Glucocorticoide können bei längerer Einnahme eine sogenannte Steroidmyopathie verursachen. Die potenziell schädigende Wirkung der Steroide auf die Skelettmuskulatur macht sich in der Regel erst ab einer Behandlungsdauer von vier Wochen bemerkbar. Dann kann es zu einer Muskelatrophie kommen, die sich typischerweise vor allem mit Lähmungserscheinungen der Beckengürtelmuskulatur manifestiert. Hinzu kommen eine rasche Ermüdbarkeit sowie gelegentlich Myalgien.

Was macht Myoglobin?

Myoglobin ist ein kleines Hämprotein aus 153 Aminosäuren, das nur in Skelett- und Herzmuskelzellen vorkommt. Myoglobin-haltige Muskeln sind rot. Ähnlich wie das strukturverwandte Hämoglobin, das den Sauerstoff von der Lunge zu den Zellen transportiert, bindet Myoglobin reversibel O2 – allerdings mit sechsfach höherer Affinität. Dadurch kann es den vom Hämoglobin in der Kapillare bereitgestellten Sauerstoff leicht übernehmen. Löst sich quergestreifte Muskulatur auf, wird Myoglobin in die Blutbahn freigesetzt (Myoglobinämie). Erhöhte Werte können beispielsweise auf schwere Muskeltraumata oder Herzinfarkt hinweisen.

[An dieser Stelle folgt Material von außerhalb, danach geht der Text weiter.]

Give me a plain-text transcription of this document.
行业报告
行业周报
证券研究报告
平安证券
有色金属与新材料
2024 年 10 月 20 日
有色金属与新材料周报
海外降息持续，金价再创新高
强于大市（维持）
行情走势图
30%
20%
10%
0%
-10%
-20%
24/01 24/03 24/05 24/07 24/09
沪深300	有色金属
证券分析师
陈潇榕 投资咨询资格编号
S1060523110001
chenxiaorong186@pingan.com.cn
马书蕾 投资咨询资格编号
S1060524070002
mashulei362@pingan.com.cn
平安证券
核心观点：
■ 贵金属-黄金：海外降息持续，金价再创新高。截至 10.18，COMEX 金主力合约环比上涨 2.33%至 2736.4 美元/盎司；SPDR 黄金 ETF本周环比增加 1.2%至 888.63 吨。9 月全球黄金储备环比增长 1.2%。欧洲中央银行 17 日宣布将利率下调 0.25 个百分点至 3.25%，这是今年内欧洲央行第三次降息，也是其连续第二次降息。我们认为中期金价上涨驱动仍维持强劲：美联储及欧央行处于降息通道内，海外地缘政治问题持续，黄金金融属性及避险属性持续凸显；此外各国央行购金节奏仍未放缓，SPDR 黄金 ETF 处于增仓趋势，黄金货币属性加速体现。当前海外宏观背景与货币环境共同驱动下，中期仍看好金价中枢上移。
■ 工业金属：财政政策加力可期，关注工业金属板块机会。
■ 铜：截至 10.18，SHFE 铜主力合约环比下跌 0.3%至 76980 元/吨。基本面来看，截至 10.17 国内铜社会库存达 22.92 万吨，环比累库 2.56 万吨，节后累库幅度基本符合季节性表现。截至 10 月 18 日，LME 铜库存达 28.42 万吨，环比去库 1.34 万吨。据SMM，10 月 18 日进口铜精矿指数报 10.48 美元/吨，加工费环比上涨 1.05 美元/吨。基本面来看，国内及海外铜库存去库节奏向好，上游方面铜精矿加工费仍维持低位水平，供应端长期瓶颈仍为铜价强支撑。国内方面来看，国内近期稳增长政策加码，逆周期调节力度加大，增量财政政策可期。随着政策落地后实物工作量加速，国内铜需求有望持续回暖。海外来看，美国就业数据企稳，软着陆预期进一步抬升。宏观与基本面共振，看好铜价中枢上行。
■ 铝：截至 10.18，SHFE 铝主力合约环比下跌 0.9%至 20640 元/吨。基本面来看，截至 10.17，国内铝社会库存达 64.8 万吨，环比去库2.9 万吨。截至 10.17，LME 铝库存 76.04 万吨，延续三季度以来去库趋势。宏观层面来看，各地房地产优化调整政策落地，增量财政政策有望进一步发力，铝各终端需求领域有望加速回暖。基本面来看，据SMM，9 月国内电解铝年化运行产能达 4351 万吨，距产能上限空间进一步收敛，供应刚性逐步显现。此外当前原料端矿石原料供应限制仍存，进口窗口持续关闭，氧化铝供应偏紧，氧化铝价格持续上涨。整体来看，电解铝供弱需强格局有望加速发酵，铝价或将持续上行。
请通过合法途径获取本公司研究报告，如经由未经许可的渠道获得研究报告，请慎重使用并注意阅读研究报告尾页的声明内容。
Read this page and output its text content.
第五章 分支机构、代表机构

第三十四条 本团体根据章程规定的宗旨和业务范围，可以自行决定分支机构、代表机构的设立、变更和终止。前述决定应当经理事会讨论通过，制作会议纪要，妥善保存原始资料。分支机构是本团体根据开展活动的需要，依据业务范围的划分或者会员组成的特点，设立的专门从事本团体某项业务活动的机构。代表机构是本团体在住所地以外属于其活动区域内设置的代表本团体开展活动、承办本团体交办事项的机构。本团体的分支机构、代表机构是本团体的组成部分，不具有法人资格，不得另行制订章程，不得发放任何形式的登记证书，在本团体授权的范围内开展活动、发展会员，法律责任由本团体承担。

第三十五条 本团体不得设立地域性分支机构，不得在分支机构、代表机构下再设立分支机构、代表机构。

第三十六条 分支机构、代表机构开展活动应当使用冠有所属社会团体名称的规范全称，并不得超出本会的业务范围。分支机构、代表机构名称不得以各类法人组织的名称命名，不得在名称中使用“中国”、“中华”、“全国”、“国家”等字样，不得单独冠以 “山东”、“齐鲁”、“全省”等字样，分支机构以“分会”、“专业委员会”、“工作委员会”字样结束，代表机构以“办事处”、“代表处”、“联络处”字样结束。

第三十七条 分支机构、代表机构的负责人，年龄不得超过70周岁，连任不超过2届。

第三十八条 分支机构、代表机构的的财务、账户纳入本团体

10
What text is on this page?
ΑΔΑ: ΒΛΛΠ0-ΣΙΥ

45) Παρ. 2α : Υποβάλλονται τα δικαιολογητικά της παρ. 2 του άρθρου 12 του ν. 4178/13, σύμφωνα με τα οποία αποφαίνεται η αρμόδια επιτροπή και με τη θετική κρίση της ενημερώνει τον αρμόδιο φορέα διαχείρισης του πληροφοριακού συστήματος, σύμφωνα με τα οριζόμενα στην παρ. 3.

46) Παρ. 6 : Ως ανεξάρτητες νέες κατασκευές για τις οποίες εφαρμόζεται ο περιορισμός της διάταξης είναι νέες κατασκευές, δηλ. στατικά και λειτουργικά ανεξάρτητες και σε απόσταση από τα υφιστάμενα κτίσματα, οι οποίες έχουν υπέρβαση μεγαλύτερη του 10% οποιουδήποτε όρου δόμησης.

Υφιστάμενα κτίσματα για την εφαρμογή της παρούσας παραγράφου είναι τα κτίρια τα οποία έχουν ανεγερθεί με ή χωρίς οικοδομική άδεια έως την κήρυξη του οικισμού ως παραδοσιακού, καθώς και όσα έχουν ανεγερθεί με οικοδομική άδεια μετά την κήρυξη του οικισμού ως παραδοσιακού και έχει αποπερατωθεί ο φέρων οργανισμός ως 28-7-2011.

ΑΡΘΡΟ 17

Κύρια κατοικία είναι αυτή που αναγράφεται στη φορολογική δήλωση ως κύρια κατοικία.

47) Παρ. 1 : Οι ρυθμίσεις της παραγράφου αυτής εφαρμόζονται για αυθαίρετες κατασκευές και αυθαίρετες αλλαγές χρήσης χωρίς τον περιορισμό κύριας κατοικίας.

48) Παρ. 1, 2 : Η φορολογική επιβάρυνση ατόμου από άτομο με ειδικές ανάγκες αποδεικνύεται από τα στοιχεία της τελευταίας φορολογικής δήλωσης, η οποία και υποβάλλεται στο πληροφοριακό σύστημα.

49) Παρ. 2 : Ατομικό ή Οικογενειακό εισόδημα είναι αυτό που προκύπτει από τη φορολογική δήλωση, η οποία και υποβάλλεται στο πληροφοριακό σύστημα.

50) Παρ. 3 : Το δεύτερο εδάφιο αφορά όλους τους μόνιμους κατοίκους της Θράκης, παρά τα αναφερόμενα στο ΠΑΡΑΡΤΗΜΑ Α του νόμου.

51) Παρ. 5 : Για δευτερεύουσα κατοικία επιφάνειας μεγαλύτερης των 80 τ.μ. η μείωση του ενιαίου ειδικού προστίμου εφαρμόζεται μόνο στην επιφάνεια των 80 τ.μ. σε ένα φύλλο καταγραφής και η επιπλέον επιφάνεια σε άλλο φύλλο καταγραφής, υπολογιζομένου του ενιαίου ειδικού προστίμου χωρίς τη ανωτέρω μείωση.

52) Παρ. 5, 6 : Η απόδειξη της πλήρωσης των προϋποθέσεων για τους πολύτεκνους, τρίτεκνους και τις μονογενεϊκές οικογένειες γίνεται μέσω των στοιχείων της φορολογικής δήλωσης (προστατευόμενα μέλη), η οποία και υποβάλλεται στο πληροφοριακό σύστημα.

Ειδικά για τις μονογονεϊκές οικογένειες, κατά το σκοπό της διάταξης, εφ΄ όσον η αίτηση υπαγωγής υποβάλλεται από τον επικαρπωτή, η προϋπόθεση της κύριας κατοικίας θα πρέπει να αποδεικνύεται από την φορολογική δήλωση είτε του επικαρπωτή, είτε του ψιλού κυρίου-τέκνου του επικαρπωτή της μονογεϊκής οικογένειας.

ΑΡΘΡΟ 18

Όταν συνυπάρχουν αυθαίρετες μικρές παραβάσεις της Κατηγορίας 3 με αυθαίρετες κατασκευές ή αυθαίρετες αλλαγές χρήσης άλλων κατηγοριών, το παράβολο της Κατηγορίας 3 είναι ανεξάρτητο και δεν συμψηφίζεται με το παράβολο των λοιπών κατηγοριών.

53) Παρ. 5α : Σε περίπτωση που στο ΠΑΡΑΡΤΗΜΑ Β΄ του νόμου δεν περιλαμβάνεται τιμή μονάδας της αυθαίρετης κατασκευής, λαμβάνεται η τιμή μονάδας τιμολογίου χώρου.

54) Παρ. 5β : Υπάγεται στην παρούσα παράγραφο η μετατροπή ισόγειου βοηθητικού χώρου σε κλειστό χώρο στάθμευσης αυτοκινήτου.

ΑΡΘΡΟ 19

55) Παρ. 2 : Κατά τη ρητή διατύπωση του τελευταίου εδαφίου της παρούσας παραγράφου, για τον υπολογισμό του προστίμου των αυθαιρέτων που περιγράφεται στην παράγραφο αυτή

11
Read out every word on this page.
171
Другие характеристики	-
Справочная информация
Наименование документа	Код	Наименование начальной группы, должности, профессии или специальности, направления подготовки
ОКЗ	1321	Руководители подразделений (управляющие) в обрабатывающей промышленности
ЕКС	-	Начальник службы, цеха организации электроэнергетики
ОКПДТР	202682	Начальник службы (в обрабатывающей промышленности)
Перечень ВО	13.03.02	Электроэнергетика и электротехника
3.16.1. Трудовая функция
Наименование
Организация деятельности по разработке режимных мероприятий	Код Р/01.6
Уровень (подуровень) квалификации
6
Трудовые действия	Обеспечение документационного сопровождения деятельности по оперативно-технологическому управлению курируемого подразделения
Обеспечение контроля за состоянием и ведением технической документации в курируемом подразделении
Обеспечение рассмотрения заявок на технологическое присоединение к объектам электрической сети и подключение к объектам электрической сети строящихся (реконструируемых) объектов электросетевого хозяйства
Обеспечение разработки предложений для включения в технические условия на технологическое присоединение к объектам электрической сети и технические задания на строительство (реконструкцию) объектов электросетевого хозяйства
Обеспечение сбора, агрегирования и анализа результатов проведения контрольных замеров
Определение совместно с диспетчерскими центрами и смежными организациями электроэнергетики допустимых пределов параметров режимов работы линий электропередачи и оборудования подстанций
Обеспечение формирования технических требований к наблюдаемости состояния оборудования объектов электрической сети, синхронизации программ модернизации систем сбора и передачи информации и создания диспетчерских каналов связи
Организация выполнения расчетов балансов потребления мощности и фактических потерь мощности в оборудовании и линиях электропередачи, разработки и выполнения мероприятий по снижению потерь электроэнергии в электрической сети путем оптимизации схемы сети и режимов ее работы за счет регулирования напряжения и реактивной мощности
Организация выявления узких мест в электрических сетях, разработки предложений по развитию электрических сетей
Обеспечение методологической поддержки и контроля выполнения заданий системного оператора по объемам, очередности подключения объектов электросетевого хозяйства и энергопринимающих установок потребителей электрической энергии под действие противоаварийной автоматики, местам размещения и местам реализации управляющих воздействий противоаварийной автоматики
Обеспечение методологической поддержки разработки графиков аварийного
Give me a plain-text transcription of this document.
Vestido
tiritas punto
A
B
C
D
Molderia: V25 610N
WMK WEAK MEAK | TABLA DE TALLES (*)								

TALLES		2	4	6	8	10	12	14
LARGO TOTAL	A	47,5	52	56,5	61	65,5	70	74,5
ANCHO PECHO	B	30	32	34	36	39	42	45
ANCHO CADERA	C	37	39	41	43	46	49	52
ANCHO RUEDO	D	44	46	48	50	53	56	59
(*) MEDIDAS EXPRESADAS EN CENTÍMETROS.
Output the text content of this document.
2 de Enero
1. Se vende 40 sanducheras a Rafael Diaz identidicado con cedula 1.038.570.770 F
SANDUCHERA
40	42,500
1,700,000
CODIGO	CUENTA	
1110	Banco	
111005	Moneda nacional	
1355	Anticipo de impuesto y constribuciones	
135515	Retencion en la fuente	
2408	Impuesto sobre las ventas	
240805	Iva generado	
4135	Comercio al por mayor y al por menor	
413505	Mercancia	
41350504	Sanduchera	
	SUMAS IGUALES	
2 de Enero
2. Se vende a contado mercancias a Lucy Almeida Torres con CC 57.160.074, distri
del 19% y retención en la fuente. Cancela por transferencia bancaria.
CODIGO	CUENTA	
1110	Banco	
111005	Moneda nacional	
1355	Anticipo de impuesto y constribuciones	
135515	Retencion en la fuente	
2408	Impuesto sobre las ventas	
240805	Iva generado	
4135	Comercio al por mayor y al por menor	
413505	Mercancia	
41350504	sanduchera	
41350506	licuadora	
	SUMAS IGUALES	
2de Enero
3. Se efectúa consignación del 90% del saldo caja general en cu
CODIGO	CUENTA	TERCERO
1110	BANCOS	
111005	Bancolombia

Auch Diuretika haben einen Einfluss auf die quergestreifte Muskulatur. Diese unerwünschte Wirkung ist aber keine direkte, sondern eine indirekte. Sie entsteht durch die von den Arzneistoffen ausgelösten Veränderungen im Elektrolythaushalt. So können sowohl eine Hypo- als auch eine Hyperkaliämie eine Hypotonie der Skelettmuskulatur nach sich ziehen. Dabei ist der Dehnungswiderstand bei passiver Bewegung der Muskeln herabgesetzt. Ein Zuwenig an Kalium äußert sich darüber hinaus typischerweise in Muskelverspannungen, ein Zuviel in -krämpfen. Störungen im Kaliumhaushalt können zudem gravierende kardiale Auswirkungen haben und zu Herzrhythmusstörungen bis hin zum Kammerflimmern führen.

 

Angriff auf Mitochondrien

 

Zidovudin (Azidothymidin, AZT) war der erste Arzneistoff, der gegen die HIV-Infektion therapeutisch genutzt wurde. Neben zahlreichen anderen potenziellen, zum Teil schwerwiegenden Nebenwirkungen kann AZT auch den Skelettmuskel angreifen und zu einer sogenannten mitochondrialen Myopathie mit »ragged red fibres« führen. Dabei finden sich in der Peripherie von Muskelfasern vermehrt pathologisch veränderte, defekte Mitochondrien, die nach Anfärbung unter dem Mikroskop rot erscheinen. Aufgrund seines ungünstigen Nebenwirkungsprofils wird Zidovudin in den Industrieländern nur noch zurückhaltend eingesetzt.